Je me suis orienté, après mon habilitation – portant sur le statut et la construction de la philosophie pratique dans la philosophie moderne –, vers le rapport entre obéissance et conscience de soi, en tant que ce rapport explique l’obéissance et l’efficace spécifique des lois dans le domaine moral et politique. Le dernier ouvrage sur la philosophie pratique kantienne développe ces points dans une partie intitulée « Identité et obéissance ». La forme de ce questionnement me permet, outre les modalités de l’obligation morale et politique aux XVIIIe et XIXe siècles, d’aborder des auteurs plus contemporains, Foucault ou Althusser, dont le commentaire revit aujourd’hui, y compris outre atlantique (avec J. Butler par exemple). Le champ de mon travail se déplace donc – depuis le colloque de 2006 sur la philosophie des normes et les conférences de 2009 sur le dépassement de la subjectivité – en partant du sujet se reconnaissant dans la norme à laquelle il obéit, pour aller, via la production de la subjectivité par la norme elle-même, vers un rapport à soi échappant à la subjectivité constituée.

Les développements kantiens préservent la connaissance de soi en la situant dans la découverte de mon identité intelligible comme rapport pratique à soi.

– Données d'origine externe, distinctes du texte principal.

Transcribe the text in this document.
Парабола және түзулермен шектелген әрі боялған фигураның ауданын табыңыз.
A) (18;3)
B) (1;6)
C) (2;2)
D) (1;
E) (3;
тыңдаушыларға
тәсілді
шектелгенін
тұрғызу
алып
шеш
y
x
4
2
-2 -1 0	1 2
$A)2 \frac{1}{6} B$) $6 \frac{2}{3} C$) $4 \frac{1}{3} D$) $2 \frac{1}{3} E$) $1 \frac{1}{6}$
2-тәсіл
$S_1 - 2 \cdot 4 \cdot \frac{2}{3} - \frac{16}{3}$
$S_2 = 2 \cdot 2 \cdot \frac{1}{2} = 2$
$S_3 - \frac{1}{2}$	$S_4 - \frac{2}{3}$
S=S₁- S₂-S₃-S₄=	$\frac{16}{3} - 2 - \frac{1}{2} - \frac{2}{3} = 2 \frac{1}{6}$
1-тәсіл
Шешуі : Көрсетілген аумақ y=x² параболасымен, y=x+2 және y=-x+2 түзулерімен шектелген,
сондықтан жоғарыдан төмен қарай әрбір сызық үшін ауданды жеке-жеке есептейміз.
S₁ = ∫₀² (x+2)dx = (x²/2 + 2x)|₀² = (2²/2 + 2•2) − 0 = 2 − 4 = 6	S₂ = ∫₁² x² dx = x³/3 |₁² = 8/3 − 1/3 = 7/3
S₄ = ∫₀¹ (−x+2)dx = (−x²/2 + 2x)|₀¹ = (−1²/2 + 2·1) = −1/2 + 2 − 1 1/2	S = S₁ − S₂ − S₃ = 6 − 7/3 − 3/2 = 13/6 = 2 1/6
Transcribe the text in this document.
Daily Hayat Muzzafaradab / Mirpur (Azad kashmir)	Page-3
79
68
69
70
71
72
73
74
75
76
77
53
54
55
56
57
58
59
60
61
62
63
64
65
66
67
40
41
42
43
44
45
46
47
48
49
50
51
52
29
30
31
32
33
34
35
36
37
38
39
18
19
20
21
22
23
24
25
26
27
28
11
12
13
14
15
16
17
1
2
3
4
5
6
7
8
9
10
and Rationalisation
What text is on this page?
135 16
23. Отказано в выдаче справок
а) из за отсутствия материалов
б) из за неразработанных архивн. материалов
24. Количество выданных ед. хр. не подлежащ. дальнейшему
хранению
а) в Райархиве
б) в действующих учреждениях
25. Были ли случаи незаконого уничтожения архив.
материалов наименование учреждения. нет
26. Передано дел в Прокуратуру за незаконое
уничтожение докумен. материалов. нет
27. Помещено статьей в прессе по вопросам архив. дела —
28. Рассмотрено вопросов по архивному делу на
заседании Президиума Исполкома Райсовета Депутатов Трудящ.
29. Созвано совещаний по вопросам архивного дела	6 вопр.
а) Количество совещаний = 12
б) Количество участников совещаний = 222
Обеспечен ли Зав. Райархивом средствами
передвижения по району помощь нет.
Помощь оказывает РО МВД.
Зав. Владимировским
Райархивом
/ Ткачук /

Chez Fichte aussi, le rapport à soi demeure connaissance de soi : j’ai analysé dans ma thèse l’intuition intellectuelle, avec ses deux dimensions, acte et repos, dans lesquelles on reconnaît les composantes kantiennes du savoir, intuition et concept (dans l’opposition de Tugendhat à Dieter Henrich, je suis sur ce point du côté de Dieter Henrich[1]). J’envisage maintenant l’identité personnelle, son statut et sa genèse, à l’aide d’autres auteurs : Lukàcs et la réification, par exemple, ou Althusser, pour ses analyses de la relation de pouvoir et de la subjectivation, ce qui me conduit bien loin de la ratio cognoscendi kantienne, puisque l’identité construite dans ces relations de pouvoir est imaginaire. Cette étude m’a aussi conduit à comprendre l’identité ou le rapport à soi comme conséquence d’une relation constituante. On peut ici penser à l’intersubjectivité fichtéenne, relation première car constituant la conscience de soi des individus dans le monde sensible. On peut aussi penser à ce que la psychanalyse appelle le « narcissisme primaire », du texte freudien de 1914[2] aux études de Chasseguet-Smirgel[3] sur l’idéal du Moi. Je trouve dans cette fusion primaire, antérieure à toute détermination d’objet, l’antériorité radicale d’une relation qui peut néanmoins être source d’un soi ou rapport à soi, à partir d’une frustration, d’un deuil, d’un échec (la fameuse Hilflosigkeit).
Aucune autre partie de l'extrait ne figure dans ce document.